Un cadre renforcé pour les crédits à la consommation adopté face à la hausse des dossiers de surendettement
À compter de novembre 2026, les crédits à la consommation seront soumis à un encadrement plus strict, après l’adoption de plusieurs textes en 2025 et 2026. La démarche vise à améliorer la transparence des offres bancaires et à éviter que des ménages ne basculent dans des situations d’endettement incontrôlées. La Banque de France a indiqué que depuis le 1er janvier 2026 plus de 96 399 dossiers de surendettement ont été déposés, un signal fort qui a accéléré l’intervention de l’État.
Les mesures portent sur trois axes principaux : contrôle des publicités pour les produits financiers, simplification des formalités liées à la souscription et la possibilité pour les établissements de consulter le fichier national des incidents de remboursement pour jauger la solvabilité des candidats à l’emprunt.
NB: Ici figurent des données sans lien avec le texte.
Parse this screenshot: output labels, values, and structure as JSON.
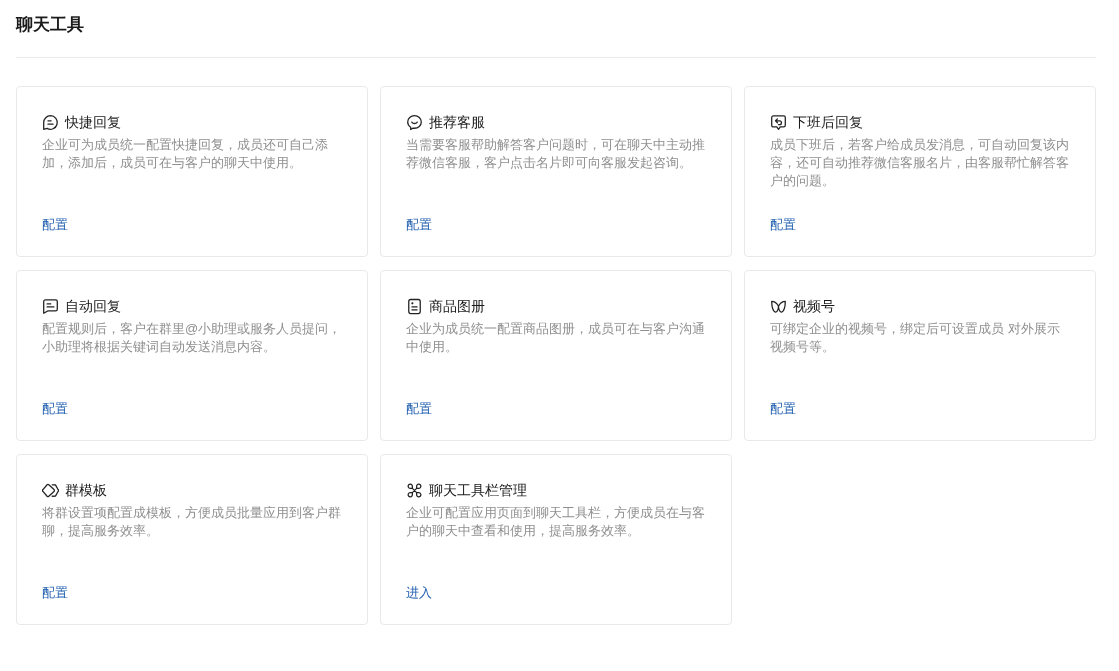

Ces évolutions modifieront les pratiques commerciales des banques et organismes de crédit, mais aussi l’information fournie aux consommateurs sur le coût réel d’un prêt.
« qu’un crédit coûte de l’argent et doit être remboursé »
Le nouveau corpus réglementaire impose que les messages publicitaires soient clairs, loyaux et ne prêtent pas à confusion. L’encadrement des communications commerciales devrait se traduire par des mentions plus explicites sur le coût total des financements et sur les risques liés au non-remboursement.
Quels produits sont concernés ?
La règlementation ne s’applique pas à l’ensemble des formules de crédit à la consommation, mais à des catégories définies par le service public. Sont notamment visés :
- les « crédits gratuits » (sans frais ni intérêts) ;
- les mini-crédits inférieurs à 200 € ;
- les crédits courts de moins de 3 ans présentant des frais limités (paiement différé ou fractionné) ;
- les prêts à la consommation compris entre 75 000 et 100 000 € ;
- les contrats de location avec option d’achat (LOA).
Les cartes à débit différé restent, pour l’instant, exemptées du nouveau dispositif.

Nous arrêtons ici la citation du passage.